Emmanuel Véron : Il faut rappeler que les opérations Fox Hunt ou Skynet ne sont pas nouvelles. Si ces dernières datent grosso modo de l’arrivée au pouvoir de Xi Jinping en tant que Secrétaire général du PCC, chef des armées et Président de la République populaire, l’essence même de ces manœuvres est bien plus ancienne. En effet, le Parti a toujours eu plusieurs unités, divisions ou directions en charge des questions de ciblages de ressortissants chinois à l’étranger.

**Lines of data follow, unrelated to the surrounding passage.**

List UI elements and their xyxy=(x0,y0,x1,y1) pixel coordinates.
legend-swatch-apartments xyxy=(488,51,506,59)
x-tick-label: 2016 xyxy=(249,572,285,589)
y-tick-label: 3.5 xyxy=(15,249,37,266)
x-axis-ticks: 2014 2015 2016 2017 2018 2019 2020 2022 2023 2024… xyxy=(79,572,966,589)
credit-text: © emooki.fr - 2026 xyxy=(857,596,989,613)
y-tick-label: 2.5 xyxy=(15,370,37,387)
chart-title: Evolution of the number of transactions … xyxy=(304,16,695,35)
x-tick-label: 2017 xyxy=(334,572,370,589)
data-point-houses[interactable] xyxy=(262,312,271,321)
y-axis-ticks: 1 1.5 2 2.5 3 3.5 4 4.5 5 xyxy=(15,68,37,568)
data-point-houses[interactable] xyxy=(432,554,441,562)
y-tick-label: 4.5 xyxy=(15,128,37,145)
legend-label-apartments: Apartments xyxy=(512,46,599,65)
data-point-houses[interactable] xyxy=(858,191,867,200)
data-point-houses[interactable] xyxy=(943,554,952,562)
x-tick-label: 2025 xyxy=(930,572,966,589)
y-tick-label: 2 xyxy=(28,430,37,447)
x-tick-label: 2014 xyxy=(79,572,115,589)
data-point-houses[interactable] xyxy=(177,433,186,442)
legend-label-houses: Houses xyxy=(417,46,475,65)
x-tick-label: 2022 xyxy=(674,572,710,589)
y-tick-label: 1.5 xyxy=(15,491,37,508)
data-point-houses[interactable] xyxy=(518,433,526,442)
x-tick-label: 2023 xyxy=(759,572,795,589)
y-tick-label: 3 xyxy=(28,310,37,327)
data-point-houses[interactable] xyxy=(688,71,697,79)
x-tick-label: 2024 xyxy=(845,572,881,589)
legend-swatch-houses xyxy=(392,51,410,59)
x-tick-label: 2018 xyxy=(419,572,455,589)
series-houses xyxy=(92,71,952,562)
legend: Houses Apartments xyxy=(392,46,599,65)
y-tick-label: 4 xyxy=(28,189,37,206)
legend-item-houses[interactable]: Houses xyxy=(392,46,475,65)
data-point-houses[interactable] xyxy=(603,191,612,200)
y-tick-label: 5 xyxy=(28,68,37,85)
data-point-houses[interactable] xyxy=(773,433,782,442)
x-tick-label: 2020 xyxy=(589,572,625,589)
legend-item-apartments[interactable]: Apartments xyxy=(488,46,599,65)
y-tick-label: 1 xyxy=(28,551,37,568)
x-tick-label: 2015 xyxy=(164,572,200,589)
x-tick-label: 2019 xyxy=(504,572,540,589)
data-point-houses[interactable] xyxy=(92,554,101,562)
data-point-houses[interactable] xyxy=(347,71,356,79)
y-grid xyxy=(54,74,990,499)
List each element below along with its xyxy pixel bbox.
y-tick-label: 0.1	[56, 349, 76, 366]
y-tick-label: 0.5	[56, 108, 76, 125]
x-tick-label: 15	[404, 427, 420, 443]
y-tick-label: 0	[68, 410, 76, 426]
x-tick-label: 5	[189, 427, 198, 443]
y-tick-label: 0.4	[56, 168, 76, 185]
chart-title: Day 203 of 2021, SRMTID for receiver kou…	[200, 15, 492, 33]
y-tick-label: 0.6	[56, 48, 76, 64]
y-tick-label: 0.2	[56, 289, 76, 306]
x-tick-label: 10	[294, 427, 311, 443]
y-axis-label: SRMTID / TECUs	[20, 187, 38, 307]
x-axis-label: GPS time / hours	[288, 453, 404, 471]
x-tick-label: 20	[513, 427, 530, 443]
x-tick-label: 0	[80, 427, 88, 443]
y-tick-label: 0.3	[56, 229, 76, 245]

Et les motifs sont divers : corruption, espionnage (agent double ou retourné), opposition politique, minorités (tibétains, ouighours etc.), Hong Kong ou Taïwan…

Depuis 2013, les cibles étaient les « tigres » et les « mouches », à savoir les hauts dirigeants du PCC et les petits cadres (locaux, divers secteurs etc.) ainsi que les « renards », poursuivis pour corruption à l’étranger. Ainsi, ces opérations sont des projections à l’extérieur du territoire chinois de sécurité politique intérieure… Ces opérations se sont accentuées depuis cette date et ce, partout dans le monde, de l’Asie (Asie du sud-est, en passant par Hong Kong) à l’Europe jusqu’en Amérique… Le principal sujet est la fuite de capitaux, dans les paradis fiscaux (distribués entre les Caraïbes, Luxembourg etc.) lié à un enrichissement rapide de diverses élites articulées au pouvoir central depuis Jiang Zemin. Ce dernier étant l’adversaire paroxysmal de Xi Jinping, une lutte féroce pour le pouvoir s’est fortifiée depuis une décennie. En sommes, ces opérations ne sont pas tant des opérations de lutte anti-corruption sur le territoire chinois et à l’international qu’une métaphore filée de la rivalité du pouvoir au sommet du système de Parti-Etat pékinois.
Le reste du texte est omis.